Raspberry Chocolate Clafoutis
Adapted from Gourmet
Ingredients:
- 12 oz raspberries
- 1 tbsp sugar
- 1/3 c flour
- 1/2 c brown sugar, packed
- 2 tbsp unsweetened cocoa powder
- 3 eggs
- 1 c whole milk
- 4 tbsp unsalted butter, melted
- 1/4 tsp salt
- 6 oz semisweet chocolate, roughly chopped
To Make:
- Preheat oven to 400 degrees F. Spray baking dish (I used the infamous casserole dish, but I'm sure any would work) with nonstick spray.
- Toss raspberries with sugar and set aside.
- Combine all remaining ingredients EXCEPT chocolate, beating until smooth.

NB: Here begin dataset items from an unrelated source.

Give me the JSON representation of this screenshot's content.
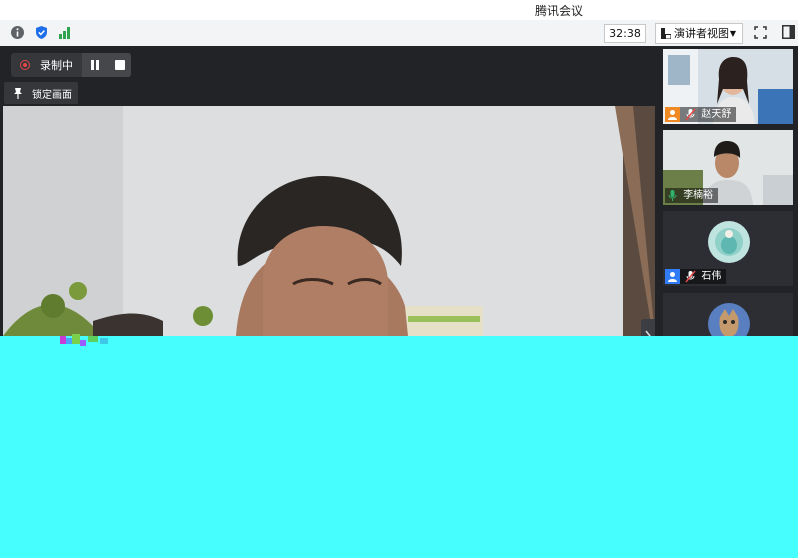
{
  "window": {
    "title": "腾讯会议"
  },
  "toolbar": {
    "info_icon": "info-icon",
    "security_icon": "shield-icon",
    "network_icon": "signal-bars-icon",
    "timer": "32:38",
    "view_mode": "演讲者视图",
    "fullscreen_icon": "fullscreen-icon",
    "sidebar_icon": "sidebar-toggle-icon"
  },
  "recording": {
    "status_label": "录制中",
    "pause_icon": "pause-icon",
    "stop_icon": "stop-icon"
  },
  "lock_screen": {
    "label": "锁定画面",
    "icon": "pin-icon"
  },
  "participants": [
    {
      "name": "赵天舒",
      "mic": "muted",
      "role_icon": "host-badge-icon"
    },
    {
      "name": "李楠裕",
      "mic": "speaking"
    },
    {
      "name": "石伟",
      "mic": "muted",
      "role_icon": "user-badge-icon"
    },
    {
      "name": "",
      "mic": ""
    }
  ],
  "colors": {
    "toolbar_bg": "#f3f4f6",
    "stage_bg": "#212327",
    "recording_red": "#e64848",
    "speaking_green": "#31b26a",
    "host_orange": "#f08a24",
    "user_blue": "#2f7cf6",
    "overlay_cyan": "#46fefe"
  }
}
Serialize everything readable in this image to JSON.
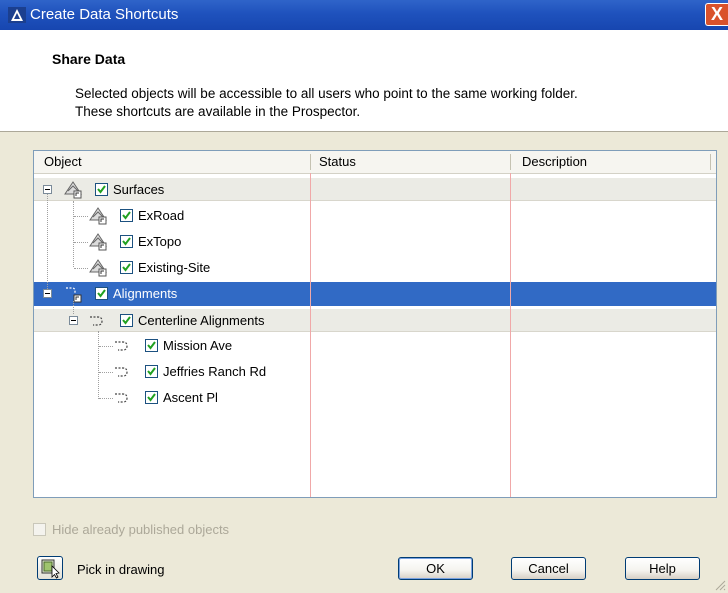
{
  "window": {
    "title": "Create Data Shortcuts",
    "close_glyph": "X"
  },
  "header": {
    "title": "Share Data",
    "description_line1": "Selected objects will be accessible to all users who point to the same working folder.",
    "description_line2": "These shortcuts are available in the Prospector."
  },
  "grid": {
    "columns": [
      "Object",
      "Status",
      "Description"
    ],
    "rows": [
      {
        "label": "Surfaces",
        "checked": true,
        "icon": "surface-icon",
        "expanded": true
      },
      {
        "label": "ExRoad",
        "checked": true,
        "icon": "surface-icon"
      },
      {
        "label": "ExTopo",
        "checked": true,
        "icon": "surface-icon"
      },
      {
        "label": "Existing-Site",
        "checked": true,
        "icon": "surface-icon"
      },
      {
        "label": "Alignments",
        "checked": true,
        "icon": "alignment-icon",
        "expanded": true,
        "selected": true
      },
      {
        "label": "Centerline Alignments",
        "checked": true,
        "icon": "alignment-icon",
        "expanded": true
      },
      {
        "label": "Mission Ave",
        "checked": true,
        "icon": "alignment-icon"
      },
      {
        "label": "Jeffries Ranch Rd",
        "checked": true,
        "icon": "alignment-icon"
      },
      {
        "label": "Ascent Pl",
        "checked": true,
        "icon": "alignment-icon"
      }
    ]
  },
  "options": {
    "hide_published_label": "Hide already published objects",
    "hide_published_checked": false
  },
  "footer": {
    "pick_label": "Pick in drawing",
    "ok_label": "OK",
    "cancel_label": "Cancel",
    "help_label": "Help"
  },
  "colors": {
    "titlebar": "#1f52bd",
    "selection": "#316ac5",
    "close": "#d9522c"
  }
}
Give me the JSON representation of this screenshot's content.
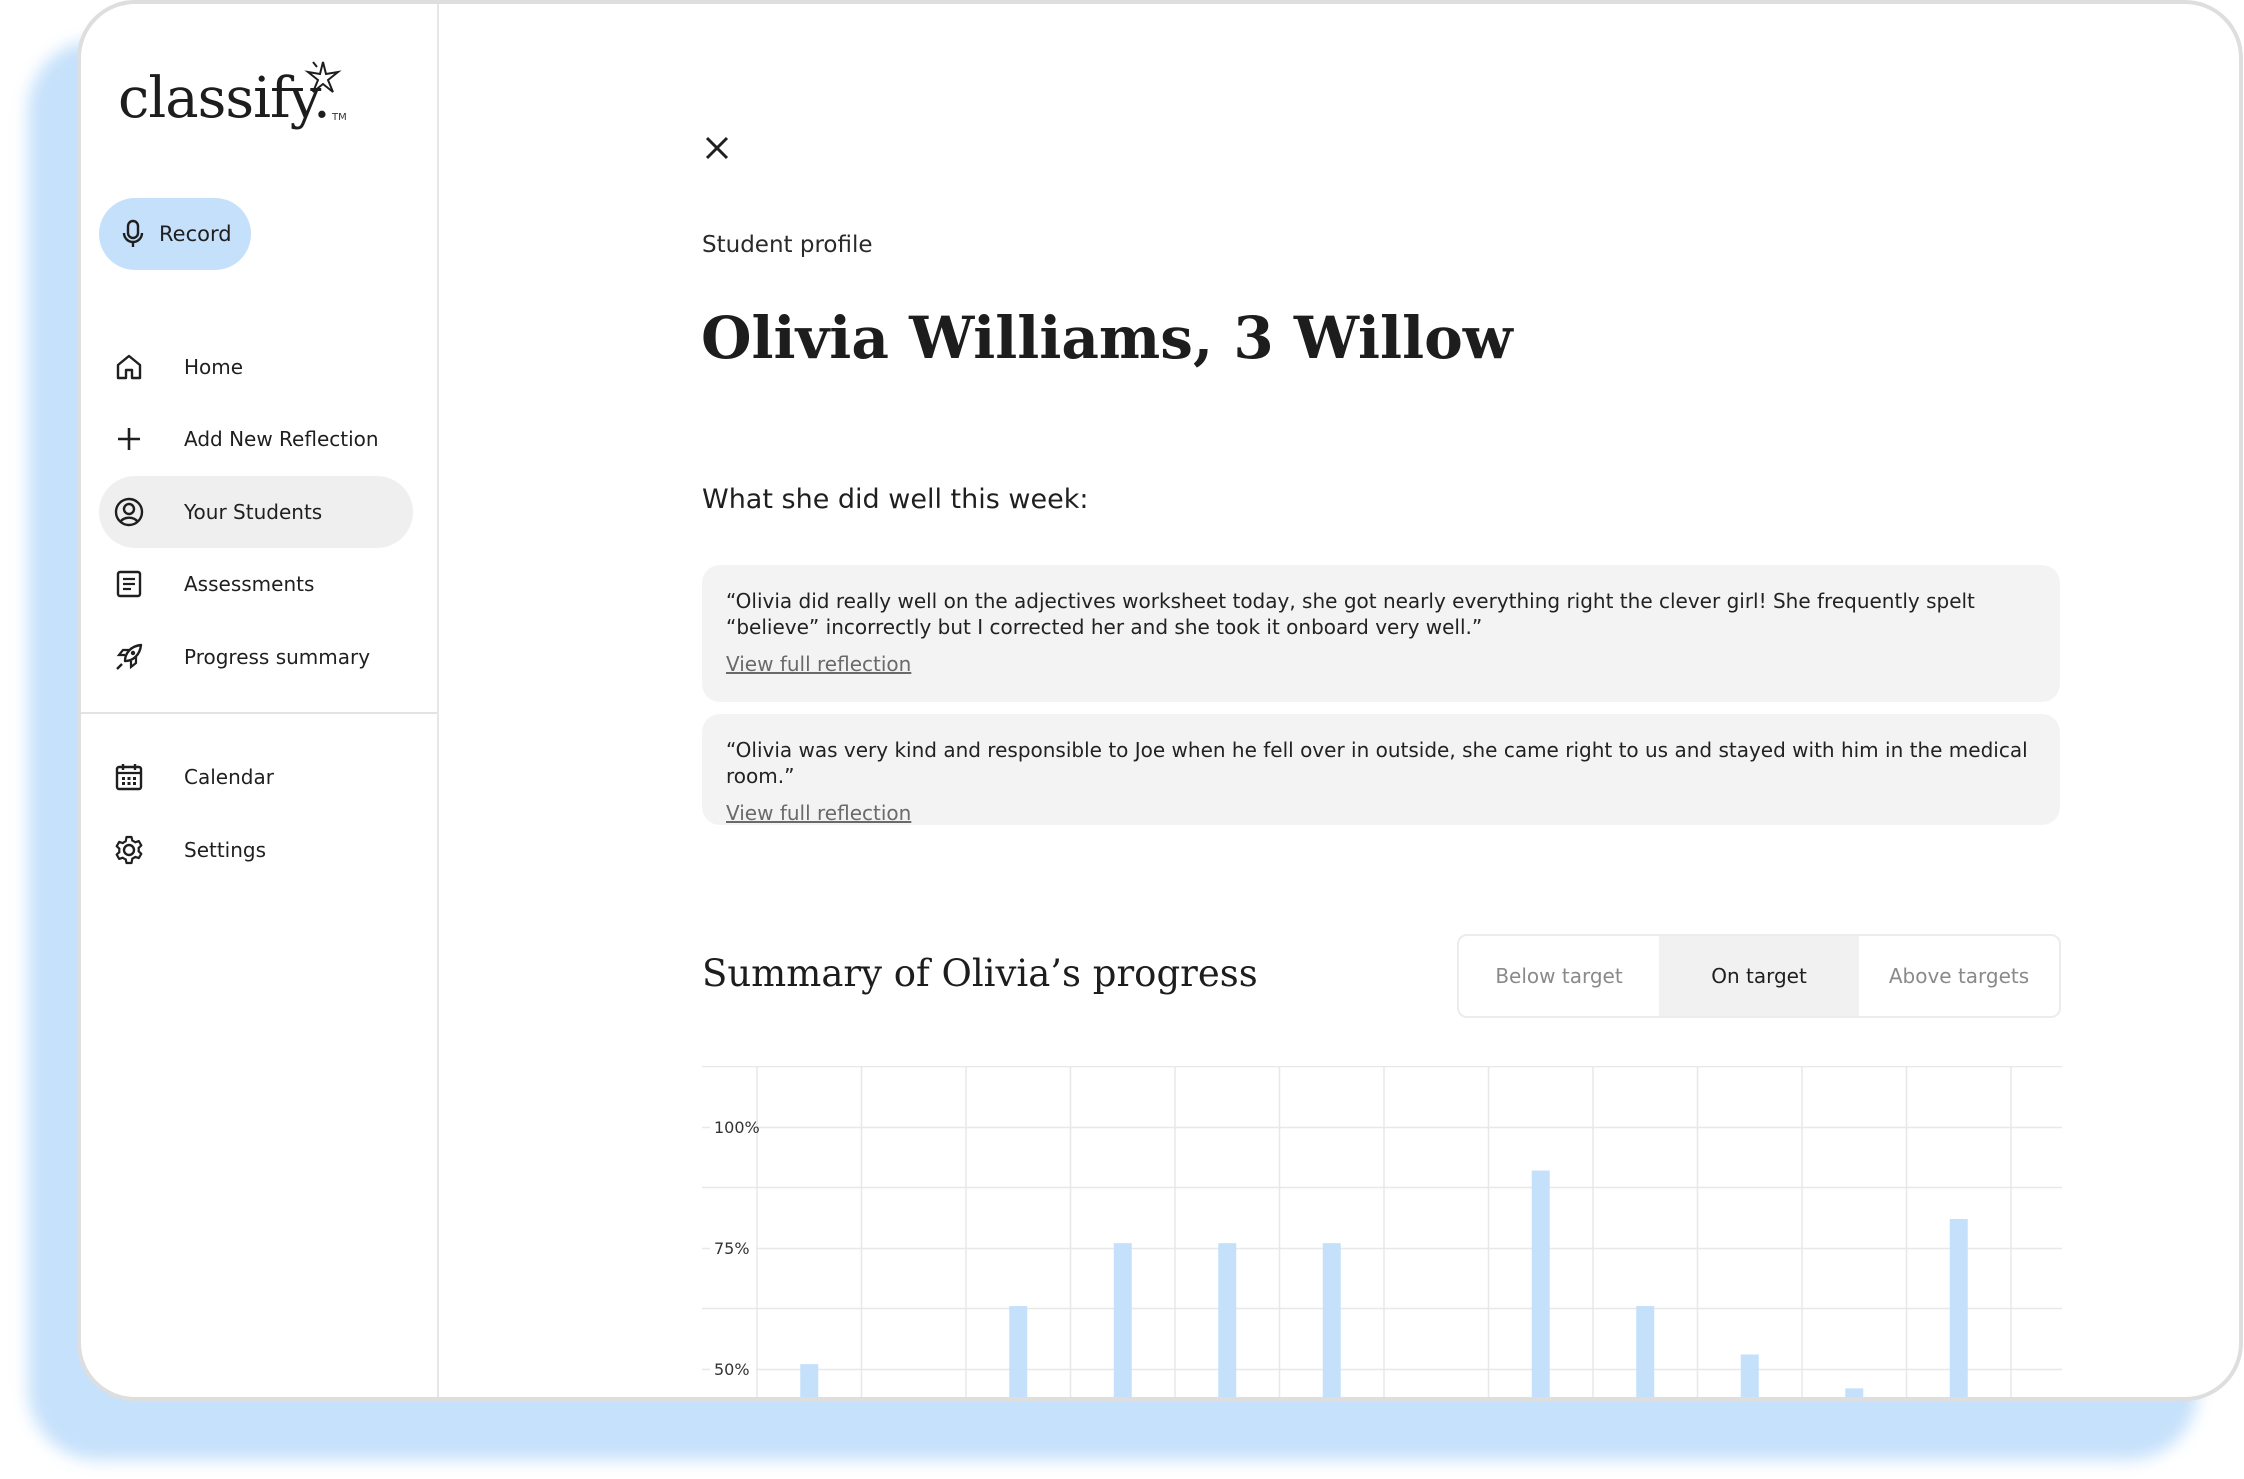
{
  "app": {
    "logo_text": "classify.",
    "logo_tm": "TM"
  },
  "sidebar": {
    "record_label": "Record",
    "items": [
      {
        "label": "Home",
        "icon": "home-icon"
      },
      {
        "label": "Add New Reflection",
        "icon": "plus-icon"
      },
      {
        "label": "Your Students",
        "icon": "user-circle-icon",
        "active": true
      },
      {
        "label": "Assessments",
        "icon": "document-icon"
      },
      {
        "label": "Progress summary",
        "icon": "rocket-icon"
      },
      {
        "label": "Calendar",
        "icon": "calendar-icon"
      },
      {
        "label": "Settings",
        "icon": "gear-icon"
      }
    ]
  },
  "profile": {
    "eyebrow": "Student profile",
    "name": "Olivia Williams, 3 Willow",
    "highlights_heading": "What she did well this week:",
    "reflections": [
      {
        "quote": "“Olivia did really well on the adjectives worksheet today, she got nearly everything right the clever girl! She frequently spelt “believe” incorrectly but I corrected her and she took it onboard very well.”",
        "link": "View full reflection"
      },
      {
        "quote": "“Olivia was very kind and responsible to Joe when he fell over in outside, she came right to us and stayed with him in the medical room.”",
        "link": "View full reflection"
      }
    ]
  },
  "summary": {
    "title": "Summary of Olivia’s progress",
    "filters": [
      "Below target",
      "On target",
      "Above targets"
    ],
    "selected_filter": "On target"
  },
  "colors": {
    "accent": "#c4e0fa",
    "bar": "#c4e0fa",
    "card": "#f3f3f3"
  },
  "chart_data": {
    "type": "bar",
    "yticks": [
      "100%",
      "75%",
      "50%"
    ],
    "ylim": [
      40,
      110
    ],
    "grid": true,
    "values": [
      51,
      null,
      63,
      76,
      76,
      76,
      null,
      91,
      63,
      53,
      46,
      81
    ]
  }
}
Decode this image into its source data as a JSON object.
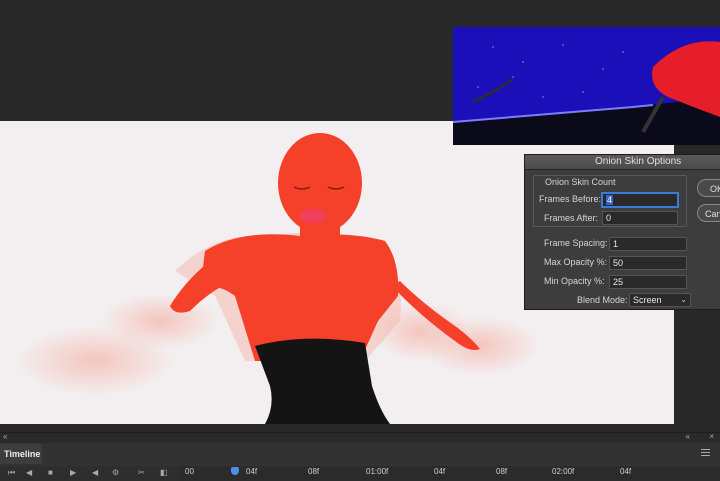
{
  "dialog": {
    "title": "Onion Skin Options",
    "group_title": "Onion Skin Count",
    "frames_before_label": "Frames Before:",
    "frames_before_value": "4",
    "frames_after_label": "Frames After:",
    "frames_after_value": "0",
    "frame_spacing_label": "Frame Spacing:",
    "frame_spacing_value": "1",
    "max_opacity_label": "Max Opacity %:",
    "max_opacity_value": "50",
    "min_opacity_label": "Min Opacity %:",
    "min_opacity_value": "25",
    "blend_mode_label": "Blend Mode:",
    "blend_mode_value": "Screen",
    "ok_label": "OK",
    "cancel_label": "Cancel"
  },
  "timeline": {
    "title": "Timeline",
    "ruler_labels": [
      "00",
      "04f",
      "08f",
      "01:00f",
      "04f",
      "08f",
      "02:00f",
      "04f"
    ]
  },
  "colors": {
    "figure": "#f5402a",
    "dress": "#141414",
    "canvas_bg": "#f3eff0",
    "preview_bg": "#1a0fb8",
    "playhead": "#4c8ee8"
  }
}
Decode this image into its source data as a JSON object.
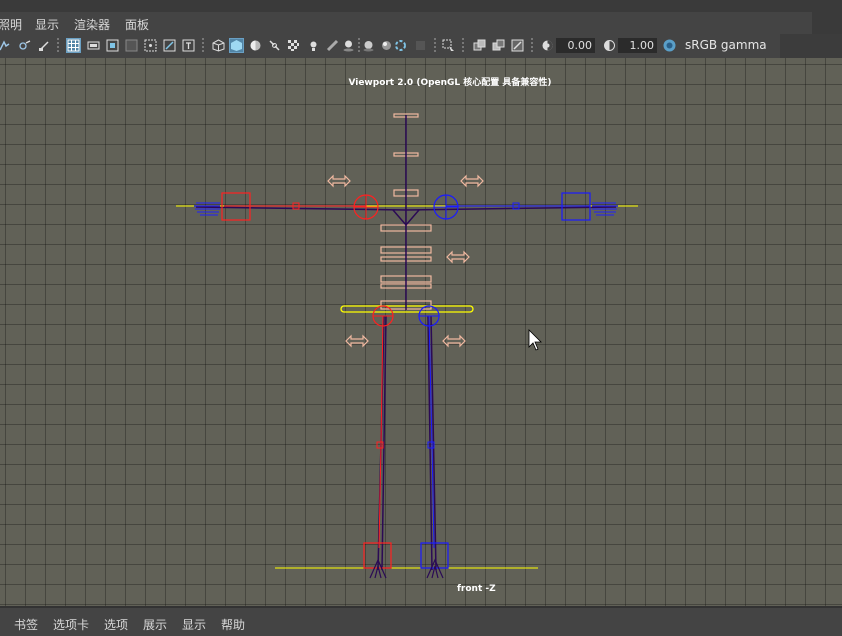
{
  "menu": {
    "items": [
      "照明",
      "显示",
      "渲染器",
      "面板"
    ]
  },
  "toolbar": {
    "exposure": "0.00",
    "gamma": "1.00",
    "color_space": "sRGB gamma"
  },
  "viewport": {
    "title": "Viewport 2.0 (OpenGL 核心配置 具备兼容性)",
    "camera_label": "front -Z"
  },
  "bottom_tabs": {
    "items": [
      "书签",
      "选项卡",
      "选项",
      "展示",
      "显示",
      "帮助"
    ]
  },
  "colors": {
    "viewport_bg": "#616157",
    "left_side": "#ff2020",
    "right_side": "#1a1aff",
    "control": "#f0b8a0",
    "ground": "#ffff00",
    "joint": "#3a0a5a"
  }
}
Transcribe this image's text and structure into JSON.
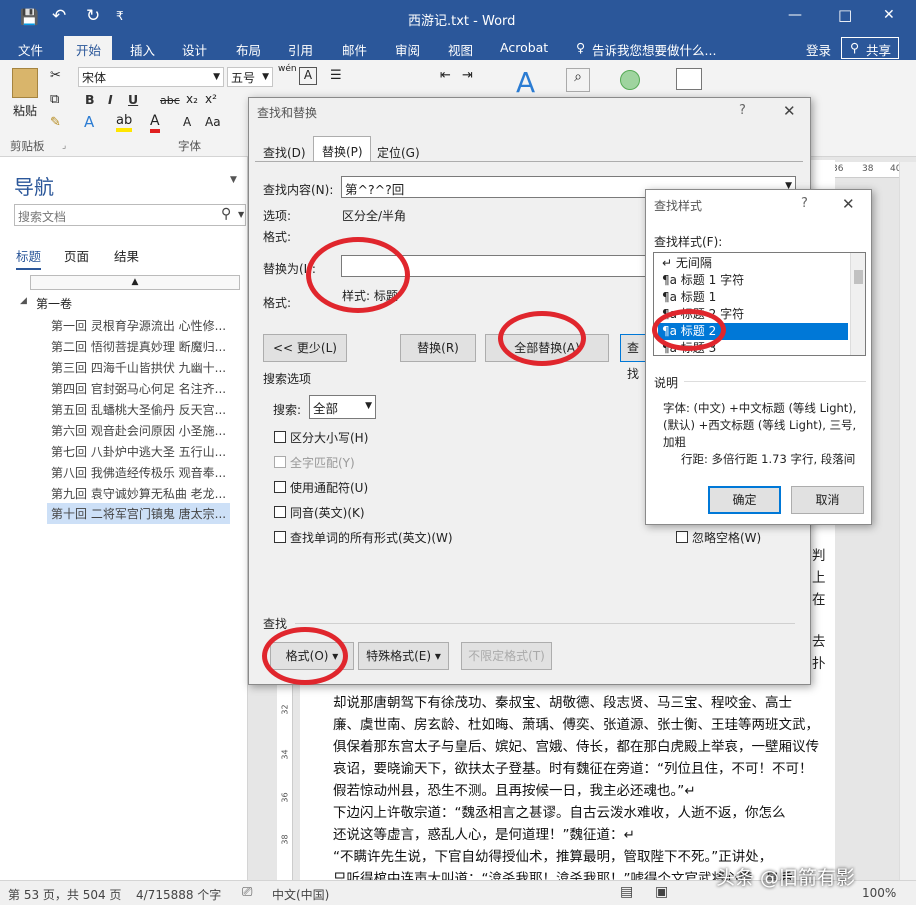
{
  "window": {
    "title": "西游记.txt - Word",
    "min": "—",
    "max": "□",
    "close": "✕"
  },
  "quick": {
    "save": "💾",
    "undo": "↶",
    "redo": "↻",
    "more": "₹"
  },
  "tabs": [
    "文件",
    "开始",
    "插入",
    "设计",
    "布局",
    "引用",
    "邮件",
    "审阅",
    "视图",
    "Acrobat"
  ],
  "tellme": "告诉我您想要做什么...",
  "login": "登录",
  "share": "共享",
  "ribbon": {
    "font": "宋体",
    "size": "五号",
    "wen": "wén",
    "A": "A",
    "paste": "粘贴",
    "clipboard": "剪贴板",
    "fontgroup": "字体",
    "b": "B",
    "i": "I",
    "u": "U",
    "abc": "abc",
    "x2": "x₂",
    "x2s": "x²"
  },
  "nav": {
    "title": "导航",
    "search_ph": "搜索文档",
    "tabs": [
      "标题",
      "页面",
      "结果"
    ],
    "root": "第一卷",
    "items": [
      "第一回 灵根育孕源流出 心性修...",
      "第二回 悟彻菩提真妙理 断魔归...",
      "第三回 四海千山皆拱伏 九幽十...",
      "第四回 官封弼马心何足 名注齐...",
      "第五回 乱蟠桃大圣偷丹 反天宫...",
      "第六回 观音赴会问原因 小圣施...",
      "第七回 八卦炉中逃大圣 五行山...",
      "第八回 我佛造经传极乐 观音奉...",
      "第九回 袁守诚妙算无私曲 老龙...",
      "第十回 二将军宫门镇鬼 唐太宗..."
    ]
  },
  "ruler": [
    "36",
    "38",
    "40"
  ],
  "vruler": [
    "32",
    "34",
    "36",
    "38"
  ],
  "doc": {
    "right": [
      "判",
      "上",
      "在",
      "去",
      "扑"
    ],
    "lines": [
      "却说那唐朝驾下有徐茂功、秦叔宝、胡敬德、段志贤、马三宝、程咬金、高士",
      "廉、虞世南、房玄龄、杜如晦、萧瑀、傅奕、张道源、张士衡、王珪等两班文武，",
      "俱保着那东宫太子与皇后、嫔妃、宫娥、侍长，都在那白虎殿上举哀，一壁厢议传",
      "哀诏，要晓谕天下，欲扶太子登基。时有魏征在旁道：“列位且住，不可！不可！",
      "假若惊动州县，恐生不测。且再按候一日，我主必还魂也。”↵",
      "    下边闪上许敬宗道：“魏丞相言之甚谬。自古云泼水难收，人逝不返，你怎么",
      "还说这等虚言，惑乱人心，是何道理！”魏征道：↵",
      "    “不瞒许先生说，下官自幼得授仙术，推算最明，管取陛下不死。”正讲处，",
      "只听得棺中连声大叫道：“渰杀我耶！渰杀我耶！”唬得个文官武将心慌，皇后"
    ]
  },
  "status": {
    "page": "第 53 页，共 504 页",
    "words": "4/715888 个字",
    "lang": "中文(中国)",
    "zoom": "100%",
    "watermark": "头条 @旧箭有影"
  },
  "dialog": {
    "title": "查找和替换",
    "help": "?",
    "close": "✕",
    "tabs": [
      "查找(D)",
      "替换(P)",
      "定位(G)"
    ],
    "find_label": "查找内容(N):",
    "find_value": "第^?^?回",
    "options_label": "选项:",
    "options_value": "区分全/半角",
    "format_label": "格式:",
    "replace_label": "替换为(I):",
    "replace_value": "",
    "replace_format_label": "格式:",
    "replace_format_value": "样式: 标题",
    "less": "<< 更少(L)",
    "replace": "替换(R)",
    "replace_all": "全部替换(A)",
    "find_next": "查找",
    "search_options": "搜索选项",
    "search_label": "搜索:",
    "search_value": "全部",
    "checks": [
      "区分大小写(H)",
      "全字匹配(Y)",
      "使用通配符(U)",
      "同音(英文)(K)",
      "查找单词的所有形式(英文)(W)"
    ],
    "ignore_space": "忽略空格(W)",
    "find_section": "查找",
    "format_btn": "格式(O) ▾",
    "special_btn": "特殊格式(E) ▾",
    "noformat_btn": "不限定格式(T)"
  },
  "style_dialog": {
    "title": "查找样式",
    "help": "?",
    "close": "✕",
    "label": "查找样式(F):",
    "items": [
      "↵ 无间隔",
      "¶a 标题 1 字符",
      "¶a 标题 1",
      "¶a 标题 2 字符",
      "¶a 标题 2",
      "¶a 标题 3"
    ],
    "desc_label": "说明",
    "desc1": "字体: (中文) +中文标题 (等线 Light),",
    "desc2": "(默认) +西文标题 (等线 Light), 三号,",
    "desc3": "加粗",
    "desc4": "行距: 多倍行距 1.73 字行, 段落间",
    "ok": "确定",
    "cancel": "取消"
  },
  "colors": {
    "word_blue": "#2b579a",
    "highlight": "#cde0f7",
    "selection": "#0078d7",
    "ring": "#e0262d"
  }
}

- Spread raspberry mixture evenly in bottom of baking dish. Pour batter over raspberries.
- Bake for 35 minutes (SEE NOTES) until puffed up. Remove and immediately scatter chocolate over the top. Cool for at least 20 minutes.
Some Notes:
- Next time I am absolutely going to butter the dish instead of nonstick-spraying it. It created the best crust on my last clafoutis.
- I would definitely recommend lengthening the baking time by at least 5 minutes on this dish. It didn't firm up the way I expected it would... nothing like my last clafoutis. I think this was probably because the raspberries I used were much juicier than the cherries. Although this clafoutis was cooked through, it was the most custard-like around the edges.
- Next time I might also use bittersweet chocolate, like the original recipe called for, instead of semisweet. The semisweet and the raspberries together were a bit much. It would have been nice to have the bite of bittersweet.